Connection limit: limit the number of servers that maintain a half-connected state at the same time. When the number of connections reaches the upper limit, new connection requests will be discarded. This can prevent the server from maintaining a large number of semi-connected states in a short period of time, thereby mitigating the impact of SYN Flood attacks. The connection limit can be set at the operating system level or in the firewall configuration.
Use SYN Cookies technology: This technology can use a special encryption algorithm to generate a cookie value during the TCP handshake process and send it to the client. When the client returns an ACK packet with a cookie value, the target host can verify whether the connection is legal based on the cookie value.
Filtering and speed limiting: Use firewall or intrusion prevention system (IDS/IPS) to filter and limit traffic to prevent a large number of forged SYN requests from entering the server. Filtering and rate limiting can help reduce the power of SYN Flood attacks and control the attack traffic within an acceptable range.
Load balancing: Use load balancing equipment to distribute traffic to multiple servers, thereby evenly distributing attack traffic to different servers and reducing the pressure on a single server.
Cloud protection: Deploy the server on the cloud service provider's platform, allowing the cloud service provider to handle large-scale SYN Flood attacks. Cloud service providers usually have strong infrastructure and protection mechanisms that can effectively deal with DDoS attacks.
Limit concurrent connections: The application layer can limit the number of concurrent connections from a single IP address. This prevents a single IP address from sending a large number of connection requests in a short period of time, slowing down the impact of an attack.

Two or four waves

2.1 The process of waving four times

The specific process of waving four times is as follows:

The client application program sends a message segment to release the connection, stops sending data, and actively closes the TCP connection.
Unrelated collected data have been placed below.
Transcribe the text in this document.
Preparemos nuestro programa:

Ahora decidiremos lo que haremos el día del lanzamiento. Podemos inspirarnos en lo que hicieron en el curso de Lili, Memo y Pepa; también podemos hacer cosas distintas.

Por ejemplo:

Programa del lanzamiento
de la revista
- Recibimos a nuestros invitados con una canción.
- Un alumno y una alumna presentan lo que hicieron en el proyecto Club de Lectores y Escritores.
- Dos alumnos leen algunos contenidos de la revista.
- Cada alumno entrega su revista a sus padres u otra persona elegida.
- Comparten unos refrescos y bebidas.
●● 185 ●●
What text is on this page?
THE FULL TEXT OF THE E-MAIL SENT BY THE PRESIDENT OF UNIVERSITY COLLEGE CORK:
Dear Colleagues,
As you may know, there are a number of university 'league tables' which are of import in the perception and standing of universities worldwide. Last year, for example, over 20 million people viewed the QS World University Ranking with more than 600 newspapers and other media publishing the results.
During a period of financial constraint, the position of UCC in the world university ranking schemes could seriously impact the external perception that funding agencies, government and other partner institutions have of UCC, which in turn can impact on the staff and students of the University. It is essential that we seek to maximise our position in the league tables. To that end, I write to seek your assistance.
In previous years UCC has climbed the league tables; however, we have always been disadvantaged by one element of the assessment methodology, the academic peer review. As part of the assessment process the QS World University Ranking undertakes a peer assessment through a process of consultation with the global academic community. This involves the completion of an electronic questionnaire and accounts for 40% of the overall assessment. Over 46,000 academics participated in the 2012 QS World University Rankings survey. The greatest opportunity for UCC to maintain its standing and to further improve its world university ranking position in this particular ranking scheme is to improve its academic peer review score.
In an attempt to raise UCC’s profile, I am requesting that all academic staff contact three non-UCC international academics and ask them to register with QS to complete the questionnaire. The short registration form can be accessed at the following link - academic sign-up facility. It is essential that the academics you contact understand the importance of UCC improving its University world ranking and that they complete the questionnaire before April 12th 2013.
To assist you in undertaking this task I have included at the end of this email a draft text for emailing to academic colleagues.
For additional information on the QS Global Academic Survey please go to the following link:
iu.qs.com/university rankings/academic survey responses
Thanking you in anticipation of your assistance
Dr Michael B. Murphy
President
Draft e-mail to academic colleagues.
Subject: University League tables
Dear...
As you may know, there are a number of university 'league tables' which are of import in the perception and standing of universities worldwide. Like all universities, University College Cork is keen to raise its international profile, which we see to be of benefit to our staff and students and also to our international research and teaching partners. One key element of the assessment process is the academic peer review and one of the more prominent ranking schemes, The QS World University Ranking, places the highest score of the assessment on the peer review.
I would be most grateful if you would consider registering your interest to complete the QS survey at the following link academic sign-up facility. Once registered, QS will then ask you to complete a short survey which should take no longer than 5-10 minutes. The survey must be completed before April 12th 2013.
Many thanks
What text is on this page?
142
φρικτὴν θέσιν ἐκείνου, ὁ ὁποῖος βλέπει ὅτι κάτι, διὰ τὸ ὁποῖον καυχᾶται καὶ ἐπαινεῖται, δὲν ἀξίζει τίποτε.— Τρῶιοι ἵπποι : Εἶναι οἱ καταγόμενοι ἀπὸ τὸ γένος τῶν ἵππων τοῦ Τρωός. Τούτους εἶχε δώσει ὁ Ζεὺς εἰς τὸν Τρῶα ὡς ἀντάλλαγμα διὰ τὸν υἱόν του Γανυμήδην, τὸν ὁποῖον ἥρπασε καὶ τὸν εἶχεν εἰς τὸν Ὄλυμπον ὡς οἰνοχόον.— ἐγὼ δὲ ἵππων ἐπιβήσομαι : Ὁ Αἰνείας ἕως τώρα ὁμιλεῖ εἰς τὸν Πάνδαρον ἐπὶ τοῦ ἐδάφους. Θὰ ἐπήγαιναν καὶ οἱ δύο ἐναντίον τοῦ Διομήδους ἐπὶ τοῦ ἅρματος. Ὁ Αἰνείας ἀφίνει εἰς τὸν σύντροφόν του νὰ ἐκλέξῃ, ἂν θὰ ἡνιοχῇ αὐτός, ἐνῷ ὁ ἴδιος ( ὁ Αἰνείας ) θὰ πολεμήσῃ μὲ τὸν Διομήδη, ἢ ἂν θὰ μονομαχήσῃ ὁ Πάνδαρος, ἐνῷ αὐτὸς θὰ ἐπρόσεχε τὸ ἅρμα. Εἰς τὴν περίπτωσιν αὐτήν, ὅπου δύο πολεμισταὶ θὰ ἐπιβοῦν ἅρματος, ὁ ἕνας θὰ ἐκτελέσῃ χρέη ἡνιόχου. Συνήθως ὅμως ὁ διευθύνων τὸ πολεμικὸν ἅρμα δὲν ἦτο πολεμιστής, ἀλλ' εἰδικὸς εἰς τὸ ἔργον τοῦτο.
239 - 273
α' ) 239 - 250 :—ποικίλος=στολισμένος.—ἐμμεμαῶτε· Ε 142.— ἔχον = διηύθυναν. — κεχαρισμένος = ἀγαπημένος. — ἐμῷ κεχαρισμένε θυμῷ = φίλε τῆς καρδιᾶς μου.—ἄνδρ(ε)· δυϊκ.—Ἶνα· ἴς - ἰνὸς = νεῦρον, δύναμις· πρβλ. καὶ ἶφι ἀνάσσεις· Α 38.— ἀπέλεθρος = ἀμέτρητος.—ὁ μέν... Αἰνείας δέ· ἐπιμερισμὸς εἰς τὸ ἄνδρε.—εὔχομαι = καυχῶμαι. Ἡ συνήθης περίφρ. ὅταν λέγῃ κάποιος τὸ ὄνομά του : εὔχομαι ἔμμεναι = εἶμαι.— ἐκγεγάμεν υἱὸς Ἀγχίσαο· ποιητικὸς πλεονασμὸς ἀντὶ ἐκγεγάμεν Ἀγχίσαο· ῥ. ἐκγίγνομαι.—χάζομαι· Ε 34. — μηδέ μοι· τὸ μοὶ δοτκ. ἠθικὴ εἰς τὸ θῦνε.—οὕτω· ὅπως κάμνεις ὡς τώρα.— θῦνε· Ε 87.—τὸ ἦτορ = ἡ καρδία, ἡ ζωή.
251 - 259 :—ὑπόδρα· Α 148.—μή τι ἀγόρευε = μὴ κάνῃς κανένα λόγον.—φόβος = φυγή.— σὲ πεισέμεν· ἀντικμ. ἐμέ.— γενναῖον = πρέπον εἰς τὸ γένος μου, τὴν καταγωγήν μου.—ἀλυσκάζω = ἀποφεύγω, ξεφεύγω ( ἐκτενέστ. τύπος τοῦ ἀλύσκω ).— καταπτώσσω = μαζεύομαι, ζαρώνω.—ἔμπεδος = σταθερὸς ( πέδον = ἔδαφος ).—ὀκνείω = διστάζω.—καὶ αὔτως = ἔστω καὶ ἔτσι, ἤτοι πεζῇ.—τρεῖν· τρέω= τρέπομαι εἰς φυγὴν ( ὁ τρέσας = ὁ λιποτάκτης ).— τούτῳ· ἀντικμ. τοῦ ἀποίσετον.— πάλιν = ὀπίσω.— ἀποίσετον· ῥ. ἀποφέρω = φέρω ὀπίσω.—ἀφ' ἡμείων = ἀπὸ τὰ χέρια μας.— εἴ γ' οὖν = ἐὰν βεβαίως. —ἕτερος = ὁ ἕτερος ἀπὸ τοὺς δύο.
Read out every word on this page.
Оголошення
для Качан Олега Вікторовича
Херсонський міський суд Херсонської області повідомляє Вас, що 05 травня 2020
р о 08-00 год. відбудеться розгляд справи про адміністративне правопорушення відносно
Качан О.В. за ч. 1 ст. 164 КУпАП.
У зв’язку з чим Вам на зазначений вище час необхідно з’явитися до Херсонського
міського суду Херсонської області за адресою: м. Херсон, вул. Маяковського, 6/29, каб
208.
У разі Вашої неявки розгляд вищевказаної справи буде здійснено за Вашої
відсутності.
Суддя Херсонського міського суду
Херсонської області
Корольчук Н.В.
The client host sends a message segment to release the connection. The first FIN position in the message segment is 1 , does not contain data , and the sequence number bit seq = u . At this time, the client host enters the FIN-WAIT-1 (termination wait 1) stage.
After the server host receives the message segment sent by the client, it sends a confirmation response message. In the confirmation response message, ACK = 1, generates its own serial number bit seq = v, ack = u + 1, and then the server host enters CLOSE -WAIT (shutdown wait) state .
After the client host receives the confirmation response from the server host, it enters the state of FIN-WAIT-2 (stop waiting 2) . Wait for the client to send a connection release segment.
At this time , the server host will send a message segment for disconnection. In the message segment, ACK = 1, sequence number seq = v, ack = u + 1. After sending the disconnection request message, the server host will Entered the stage of LAST-ACK (final confirmation).
After the client receives the disconnection request from the server, the client needs to respond. The client sends a disconnected message segment. In the message segment, ACK = 1, and the sequence number seq = u + 1, because the client No more data has been sent since the connection was disconnected, ack = v + 1, and then enters the TIME-WAIT (time waiting) state . Please note that the TCP connection has not been released at this time. The client will enter the CLOSED state only after the waiting time is set, that is, 2MSL. The time MSL is called the Maximum Segment Lifetime (Maximum Segment Lifetime).
After the server mainly receives the disconnection confirmation from the client, it will enter the CLOSED state. Because the server ends the TCP connection earlier than the client , and the entire connection disconnection process needs to send four segments, so the process of releasing the connection is also called four waved.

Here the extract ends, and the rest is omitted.